5

3.8K 171 17
                                    

"Abi."
"Söyle."
"Sana bir haberim var ama muştumu isterim."

Adam elindeki aletle zincirini sıkıştırdığı kolyeden başını kaldırdı. Yandan bir bakış attı Baran'a.

"Ne zamandır karşılık bekleyerek iş görüyorsun Baran efendi?"

"Bilmiyorum muşt ne demek ama bu bilgi çok önemli abi. İpucu vereyim dünki meseleyle ilgili."

Ecevit tüm bedeniyle döndü bu kez Baran'a.

"Öt Baran."

"Dün Yıldız abla burada yokken hastanedeymiş."
İlgisini tamamen ona yöneltti Ecevit.

"Bu kadar mı?" diye sordu tek kaşı havada.
Demek ki Yıldız o hapı gerçekten sağlığı için kullanacaktı. Ne kadar bundan emin olsa da yüzde birlik o ihtimal aklının bir kıyısındaydı hep.

İçi rahatlamak şöyle dursun hasta olma ihtimali kesinleşince yükü ağırlaştı.

"Hastalığını sordum söylemedi."

"Bu kadar mı?" diye sordu yeniden Ecevit. Her şey bilmek istiyordu.

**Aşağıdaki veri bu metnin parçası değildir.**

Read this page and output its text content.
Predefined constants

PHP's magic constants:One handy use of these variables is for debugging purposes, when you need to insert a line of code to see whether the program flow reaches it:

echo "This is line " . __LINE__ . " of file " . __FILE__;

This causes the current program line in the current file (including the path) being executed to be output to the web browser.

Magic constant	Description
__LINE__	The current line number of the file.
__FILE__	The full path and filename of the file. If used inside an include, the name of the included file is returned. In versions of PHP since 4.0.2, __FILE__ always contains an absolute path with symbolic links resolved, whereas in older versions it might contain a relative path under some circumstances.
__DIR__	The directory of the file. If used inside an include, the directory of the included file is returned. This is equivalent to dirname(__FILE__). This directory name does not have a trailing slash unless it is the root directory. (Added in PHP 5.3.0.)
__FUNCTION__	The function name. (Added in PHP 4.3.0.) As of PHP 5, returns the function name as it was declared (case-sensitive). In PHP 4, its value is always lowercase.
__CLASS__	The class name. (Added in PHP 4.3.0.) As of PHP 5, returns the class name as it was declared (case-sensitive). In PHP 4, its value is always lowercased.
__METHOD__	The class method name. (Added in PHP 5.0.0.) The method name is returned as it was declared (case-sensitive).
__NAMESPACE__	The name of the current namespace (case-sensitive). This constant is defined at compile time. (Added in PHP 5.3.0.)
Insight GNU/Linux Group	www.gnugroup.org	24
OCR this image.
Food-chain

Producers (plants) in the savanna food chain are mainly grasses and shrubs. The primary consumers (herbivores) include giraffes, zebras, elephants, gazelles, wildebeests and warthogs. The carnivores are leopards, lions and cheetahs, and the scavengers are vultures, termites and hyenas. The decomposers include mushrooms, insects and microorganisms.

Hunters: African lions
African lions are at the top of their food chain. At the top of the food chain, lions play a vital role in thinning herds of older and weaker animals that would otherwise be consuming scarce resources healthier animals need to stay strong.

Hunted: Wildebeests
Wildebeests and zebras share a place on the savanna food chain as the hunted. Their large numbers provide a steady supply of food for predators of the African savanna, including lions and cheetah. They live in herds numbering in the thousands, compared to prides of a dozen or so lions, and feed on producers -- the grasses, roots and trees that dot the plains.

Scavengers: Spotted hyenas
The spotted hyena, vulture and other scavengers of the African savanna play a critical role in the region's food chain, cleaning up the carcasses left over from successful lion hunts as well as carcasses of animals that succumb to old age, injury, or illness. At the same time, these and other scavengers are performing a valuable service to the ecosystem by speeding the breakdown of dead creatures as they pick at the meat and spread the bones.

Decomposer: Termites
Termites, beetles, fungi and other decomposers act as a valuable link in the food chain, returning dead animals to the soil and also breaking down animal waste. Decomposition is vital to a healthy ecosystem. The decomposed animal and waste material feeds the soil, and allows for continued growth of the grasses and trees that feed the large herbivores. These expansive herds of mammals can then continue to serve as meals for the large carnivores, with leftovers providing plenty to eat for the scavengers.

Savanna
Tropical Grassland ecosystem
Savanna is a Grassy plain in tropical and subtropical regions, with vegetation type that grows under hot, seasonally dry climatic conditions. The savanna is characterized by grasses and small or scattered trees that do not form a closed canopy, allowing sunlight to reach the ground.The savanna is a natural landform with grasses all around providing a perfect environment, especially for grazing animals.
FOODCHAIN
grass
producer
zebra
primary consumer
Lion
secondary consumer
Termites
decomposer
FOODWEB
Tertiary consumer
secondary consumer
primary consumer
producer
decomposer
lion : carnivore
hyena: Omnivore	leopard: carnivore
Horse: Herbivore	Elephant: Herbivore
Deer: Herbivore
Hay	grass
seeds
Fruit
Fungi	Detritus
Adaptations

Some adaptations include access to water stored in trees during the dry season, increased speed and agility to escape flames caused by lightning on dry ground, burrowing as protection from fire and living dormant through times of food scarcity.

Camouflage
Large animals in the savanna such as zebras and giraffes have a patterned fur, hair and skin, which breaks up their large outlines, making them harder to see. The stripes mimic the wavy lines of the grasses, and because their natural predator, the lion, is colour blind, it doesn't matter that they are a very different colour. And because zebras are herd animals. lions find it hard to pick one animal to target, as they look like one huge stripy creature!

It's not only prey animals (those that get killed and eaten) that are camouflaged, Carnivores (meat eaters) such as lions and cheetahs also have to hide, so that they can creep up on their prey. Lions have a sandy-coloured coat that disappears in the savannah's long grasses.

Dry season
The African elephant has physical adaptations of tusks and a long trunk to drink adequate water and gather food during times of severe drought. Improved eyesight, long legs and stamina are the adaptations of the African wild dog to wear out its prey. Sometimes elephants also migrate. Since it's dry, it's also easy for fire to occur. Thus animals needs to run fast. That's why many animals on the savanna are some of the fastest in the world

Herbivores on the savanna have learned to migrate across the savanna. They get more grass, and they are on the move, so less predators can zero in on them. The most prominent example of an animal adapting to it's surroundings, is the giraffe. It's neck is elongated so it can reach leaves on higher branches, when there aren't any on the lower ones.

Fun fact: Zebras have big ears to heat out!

"Ama şunu söyledi, grip gibi bir şey ilaçlarımı içeceğim geçecek."

Doğum kontrol hapını kullanınca geçecek en basit şey ne olurdu? Adet düzensizliği herhalde diye düşündü Ecevit. Kist falan mıydı yoksa? O öyle ilaçla geçen bir şey miydi ki? Grip kadar hafif olabilir miydi?

Ulan insanın hayatında bunları danışabileceği kimsesi mi olmazdı?
Kendine acıdı Ecevit. Elini, eteğini, hayatını tek kadına bağlarsan o kadın gidince böyle dondan fırlayan çük gibi kalırdın işte ortada.

"Eyvallah Baran." diyerek elini cebine attı.

Beş tane iki yüzlük banknot çekti. "Al bakalım muştunun karşılığını o halde. İlk kez istedin böyle bir şey. Şaşırttın beni. Gelip istesen niye diye sormam biliyorsun."

Baran şok alıp kaldı. "Bu niye abi?" dedi paraya ne uzandı ne baktı.

Ecevit hafifçe güldü onun bu alıklığına. Kafası yerinde olsa uğraşırdı da Baran'la ama hiç keyfi yoktu.

"Sen dedin ya oğlum muştumu isterim diye."

"Abi ben onu iyi haber getirdim anlamında söyledim. Sen karşılık deyince de anlamadım zaten. Gözünü seveyim koy onu cebine geri."

Anlamadığını anlamıştı Ecevit. Lafın başını sonunu düşünmediğini de. Yine de ne dediği söylediğinin ne olduğu aklından çıkmasın diye uzattı parayı tekrar.

"Olmaz aslanım. Sen demesen de ben niyetlendim bir kere. Gel al harçlığını."

O an düşündü bu çocuğa haftalıklarının dışında ne zaman harçlık vermişti? Üç haftası vardı. Kendi unutkanlığına da kızdı bir yerde.

"Abi kurbanın olayım. Etme böyle, ölsem alamam."

"Lan. Ustanın lafının üstüne laf söyler mi oldun sen? Gel şuraya."

"Abi ya." dese de eli mahkum ilerledi Baran. Eğilip elini öptü önce Ecevit'in. Utana sıkıla aldığı parayı ne yapacağını bilemedi bir an. Ustası işine geri dönmüşken içeriye meydandaki çaycının çırağı girdi. Yüzünden düşen bin parçaydı Ümit'in.

"Gel aslanım."dedi Ecevit.

İçerdeki ofiste hem çay hem kahve makinesi olsa da Ümit her geldiğinde iki çay alır bahşişi fazlasıyla verirdi. Buncacık çocuğun geçim derdini iyi bilirdi herkes.